In recent months Of Monsters & Men have released their second album, Beneath The Skin, led by the atmospheric Crystals. Far from the group feeling any pressure, Hilmarsdottir remembers prepping the record as "really fun". In fact, the "cold and shitty" weather outside reminds her of their early album sessions in Iceland. "I just wanna write a new one right now," she enthuses.

Though Beneath The Skin doesn't represent a radical departure, it's deeper and darker, with such songs as the slow-building and intense Thousand Eyes. This shift in mood wasn't conscious. "I think it very much happened like that," Hilmarsdottir reflects. "We talked about the first album being kind of open and inviting and the new one, it's not like it's not inviting, but it's colder and it's darker. We even talked about the first one as like summertime and this one as the wintertime."

While Of Monsters & Men largely produced My Head Is An Animal themselves, for Beneath The Skin they sought the services of American Rich Costey, who's worked with Muse. "It's always very helpful to have an extra set of ears," Hilmarsdottir says. "When we're all together [as a band], we're all deep into it and we're all playing the instruments and we all just get really sucked into it. It's refreshing to have someone in there listening and also challenging everything you do and sometimes saying like, 'No, that's shit'... It's very good to work with a producer just to push you more."

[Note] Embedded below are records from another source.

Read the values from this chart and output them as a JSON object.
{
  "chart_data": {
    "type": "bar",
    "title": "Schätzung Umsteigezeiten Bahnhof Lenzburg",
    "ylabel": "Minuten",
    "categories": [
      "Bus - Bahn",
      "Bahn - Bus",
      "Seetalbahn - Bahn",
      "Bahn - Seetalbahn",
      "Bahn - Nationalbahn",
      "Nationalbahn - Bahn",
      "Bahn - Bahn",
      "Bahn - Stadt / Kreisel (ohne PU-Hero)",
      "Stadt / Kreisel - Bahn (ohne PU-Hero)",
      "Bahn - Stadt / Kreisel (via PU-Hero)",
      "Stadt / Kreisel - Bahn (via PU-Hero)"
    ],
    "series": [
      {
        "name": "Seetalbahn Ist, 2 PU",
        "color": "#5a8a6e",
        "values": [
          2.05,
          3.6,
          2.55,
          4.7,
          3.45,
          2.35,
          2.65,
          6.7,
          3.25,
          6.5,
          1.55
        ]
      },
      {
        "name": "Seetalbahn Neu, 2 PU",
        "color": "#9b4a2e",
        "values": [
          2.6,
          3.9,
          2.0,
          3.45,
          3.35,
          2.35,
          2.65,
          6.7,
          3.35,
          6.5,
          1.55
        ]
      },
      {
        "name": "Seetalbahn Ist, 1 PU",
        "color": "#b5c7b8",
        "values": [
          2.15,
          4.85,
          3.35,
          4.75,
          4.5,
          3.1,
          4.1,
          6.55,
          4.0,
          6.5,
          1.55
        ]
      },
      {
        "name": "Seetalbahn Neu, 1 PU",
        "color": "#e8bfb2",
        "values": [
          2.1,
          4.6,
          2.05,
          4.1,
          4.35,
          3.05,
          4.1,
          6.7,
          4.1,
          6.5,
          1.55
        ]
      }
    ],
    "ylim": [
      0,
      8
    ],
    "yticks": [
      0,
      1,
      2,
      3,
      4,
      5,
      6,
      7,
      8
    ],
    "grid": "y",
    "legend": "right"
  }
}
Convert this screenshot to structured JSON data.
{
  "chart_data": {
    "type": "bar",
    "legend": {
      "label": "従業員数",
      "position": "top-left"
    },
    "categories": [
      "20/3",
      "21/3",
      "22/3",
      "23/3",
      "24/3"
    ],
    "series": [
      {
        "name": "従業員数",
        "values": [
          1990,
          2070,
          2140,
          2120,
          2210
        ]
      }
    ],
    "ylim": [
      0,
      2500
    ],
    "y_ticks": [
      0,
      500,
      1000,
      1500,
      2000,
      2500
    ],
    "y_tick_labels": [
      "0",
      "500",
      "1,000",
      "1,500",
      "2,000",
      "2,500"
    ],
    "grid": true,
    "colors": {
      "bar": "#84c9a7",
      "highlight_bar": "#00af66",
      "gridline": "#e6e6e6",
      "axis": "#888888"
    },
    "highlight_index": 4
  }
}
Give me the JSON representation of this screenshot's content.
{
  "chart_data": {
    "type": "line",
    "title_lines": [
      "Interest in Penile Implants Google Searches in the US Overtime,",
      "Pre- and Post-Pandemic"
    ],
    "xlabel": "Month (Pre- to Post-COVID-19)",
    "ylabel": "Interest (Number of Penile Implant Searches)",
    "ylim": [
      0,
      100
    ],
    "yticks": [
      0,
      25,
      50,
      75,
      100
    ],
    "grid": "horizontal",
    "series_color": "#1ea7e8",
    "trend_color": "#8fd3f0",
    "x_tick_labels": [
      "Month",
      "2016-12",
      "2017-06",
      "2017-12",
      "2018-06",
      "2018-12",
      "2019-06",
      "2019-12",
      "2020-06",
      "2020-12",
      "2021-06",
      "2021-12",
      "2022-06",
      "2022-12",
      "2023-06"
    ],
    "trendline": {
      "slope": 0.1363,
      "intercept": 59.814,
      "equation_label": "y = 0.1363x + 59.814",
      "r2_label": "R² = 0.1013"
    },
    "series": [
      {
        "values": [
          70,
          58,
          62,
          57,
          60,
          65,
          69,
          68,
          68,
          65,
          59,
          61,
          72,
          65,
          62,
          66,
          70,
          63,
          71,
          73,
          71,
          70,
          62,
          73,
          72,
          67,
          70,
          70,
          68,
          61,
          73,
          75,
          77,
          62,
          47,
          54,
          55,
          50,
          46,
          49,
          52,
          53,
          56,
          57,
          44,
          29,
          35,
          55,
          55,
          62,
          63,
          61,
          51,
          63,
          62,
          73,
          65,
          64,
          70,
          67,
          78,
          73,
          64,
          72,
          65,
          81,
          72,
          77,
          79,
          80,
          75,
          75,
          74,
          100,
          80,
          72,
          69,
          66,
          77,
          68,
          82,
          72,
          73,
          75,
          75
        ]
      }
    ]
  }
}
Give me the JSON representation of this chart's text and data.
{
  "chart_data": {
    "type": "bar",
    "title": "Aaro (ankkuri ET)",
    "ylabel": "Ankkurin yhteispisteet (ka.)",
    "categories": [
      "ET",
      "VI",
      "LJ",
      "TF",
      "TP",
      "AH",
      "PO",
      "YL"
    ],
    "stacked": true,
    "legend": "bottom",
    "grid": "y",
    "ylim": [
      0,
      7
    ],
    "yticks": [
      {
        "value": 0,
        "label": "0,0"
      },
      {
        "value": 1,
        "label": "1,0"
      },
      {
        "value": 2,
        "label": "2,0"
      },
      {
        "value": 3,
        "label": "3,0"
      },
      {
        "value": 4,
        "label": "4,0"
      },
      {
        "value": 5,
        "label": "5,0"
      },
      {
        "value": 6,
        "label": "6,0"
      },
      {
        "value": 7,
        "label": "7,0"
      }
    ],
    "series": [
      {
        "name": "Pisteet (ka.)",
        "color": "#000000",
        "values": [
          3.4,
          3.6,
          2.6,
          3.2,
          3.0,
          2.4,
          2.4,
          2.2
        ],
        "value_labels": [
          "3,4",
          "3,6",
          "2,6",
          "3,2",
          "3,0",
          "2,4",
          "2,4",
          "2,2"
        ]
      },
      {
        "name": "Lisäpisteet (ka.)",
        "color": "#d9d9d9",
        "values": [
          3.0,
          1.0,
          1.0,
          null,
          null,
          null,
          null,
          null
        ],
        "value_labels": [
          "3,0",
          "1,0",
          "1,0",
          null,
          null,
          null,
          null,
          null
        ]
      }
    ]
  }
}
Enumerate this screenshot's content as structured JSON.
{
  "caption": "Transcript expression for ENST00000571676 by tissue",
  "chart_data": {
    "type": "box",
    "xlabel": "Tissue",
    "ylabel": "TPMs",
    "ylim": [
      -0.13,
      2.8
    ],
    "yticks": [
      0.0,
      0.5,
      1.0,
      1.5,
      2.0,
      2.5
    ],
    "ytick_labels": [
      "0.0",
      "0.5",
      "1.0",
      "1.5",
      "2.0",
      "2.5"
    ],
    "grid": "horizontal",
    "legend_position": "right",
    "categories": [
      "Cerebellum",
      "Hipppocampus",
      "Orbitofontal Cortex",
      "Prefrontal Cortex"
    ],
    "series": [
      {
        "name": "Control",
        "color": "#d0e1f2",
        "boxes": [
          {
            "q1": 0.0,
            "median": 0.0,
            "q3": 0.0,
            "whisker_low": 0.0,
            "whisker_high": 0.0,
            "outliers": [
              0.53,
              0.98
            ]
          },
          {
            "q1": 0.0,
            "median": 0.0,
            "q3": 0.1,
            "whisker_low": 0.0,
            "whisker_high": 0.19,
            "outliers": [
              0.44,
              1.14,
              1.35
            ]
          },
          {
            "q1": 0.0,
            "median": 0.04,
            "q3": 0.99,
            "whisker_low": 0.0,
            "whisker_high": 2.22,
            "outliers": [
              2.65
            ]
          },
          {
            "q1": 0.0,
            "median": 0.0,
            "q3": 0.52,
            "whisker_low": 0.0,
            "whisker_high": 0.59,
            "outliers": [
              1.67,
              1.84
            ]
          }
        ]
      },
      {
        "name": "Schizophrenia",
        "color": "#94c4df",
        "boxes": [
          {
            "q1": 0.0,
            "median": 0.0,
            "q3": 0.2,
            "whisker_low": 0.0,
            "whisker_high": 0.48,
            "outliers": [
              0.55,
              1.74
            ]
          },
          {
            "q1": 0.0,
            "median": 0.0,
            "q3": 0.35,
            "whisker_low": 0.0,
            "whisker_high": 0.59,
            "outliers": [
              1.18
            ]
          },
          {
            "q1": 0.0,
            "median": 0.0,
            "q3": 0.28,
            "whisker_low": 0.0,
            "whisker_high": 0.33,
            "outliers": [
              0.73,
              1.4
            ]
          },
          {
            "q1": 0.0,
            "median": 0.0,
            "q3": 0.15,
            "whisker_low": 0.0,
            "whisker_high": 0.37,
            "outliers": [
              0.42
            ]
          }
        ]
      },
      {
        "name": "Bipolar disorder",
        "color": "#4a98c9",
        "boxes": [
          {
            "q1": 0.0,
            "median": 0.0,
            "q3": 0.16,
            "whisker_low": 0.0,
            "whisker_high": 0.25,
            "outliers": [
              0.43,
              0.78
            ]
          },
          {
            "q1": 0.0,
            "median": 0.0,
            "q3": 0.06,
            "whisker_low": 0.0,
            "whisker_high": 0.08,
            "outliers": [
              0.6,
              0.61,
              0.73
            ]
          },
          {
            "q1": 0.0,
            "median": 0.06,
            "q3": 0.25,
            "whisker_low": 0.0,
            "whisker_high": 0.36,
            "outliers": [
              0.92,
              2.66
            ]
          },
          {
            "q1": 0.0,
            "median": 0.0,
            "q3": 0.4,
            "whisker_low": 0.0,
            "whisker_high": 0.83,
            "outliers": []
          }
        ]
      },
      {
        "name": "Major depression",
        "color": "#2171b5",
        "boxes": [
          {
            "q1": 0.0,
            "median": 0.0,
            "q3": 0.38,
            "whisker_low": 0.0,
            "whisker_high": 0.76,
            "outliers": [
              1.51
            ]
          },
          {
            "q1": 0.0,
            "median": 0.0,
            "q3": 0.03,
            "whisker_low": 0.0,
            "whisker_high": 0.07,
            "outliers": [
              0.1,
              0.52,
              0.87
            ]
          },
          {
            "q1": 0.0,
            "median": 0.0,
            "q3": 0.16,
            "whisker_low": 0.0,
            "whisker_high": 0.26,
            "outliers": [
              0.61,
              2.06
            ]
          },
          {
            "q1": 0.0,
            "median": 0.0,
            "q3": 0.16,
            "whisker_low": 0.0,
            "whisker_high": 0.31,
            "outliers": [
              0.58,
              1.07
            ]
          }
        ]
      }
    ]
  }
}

Of Monsters & Men contributed Silhouettes to the blockbuster soundtrack accompanying The Hunger Games: Catching Fire. They're now making on-screen cameos. Indeed, the band will succeed their compatriots Sigur Ros by appearing in HBO's Game Of Thrones season six. Probed for details, Hilmarsdottir is careful. "I want to say so much!" she blurts out. "But they're just like, 'No, don't say anything.' So we are not allowed to speak — it's a very boring thing to say."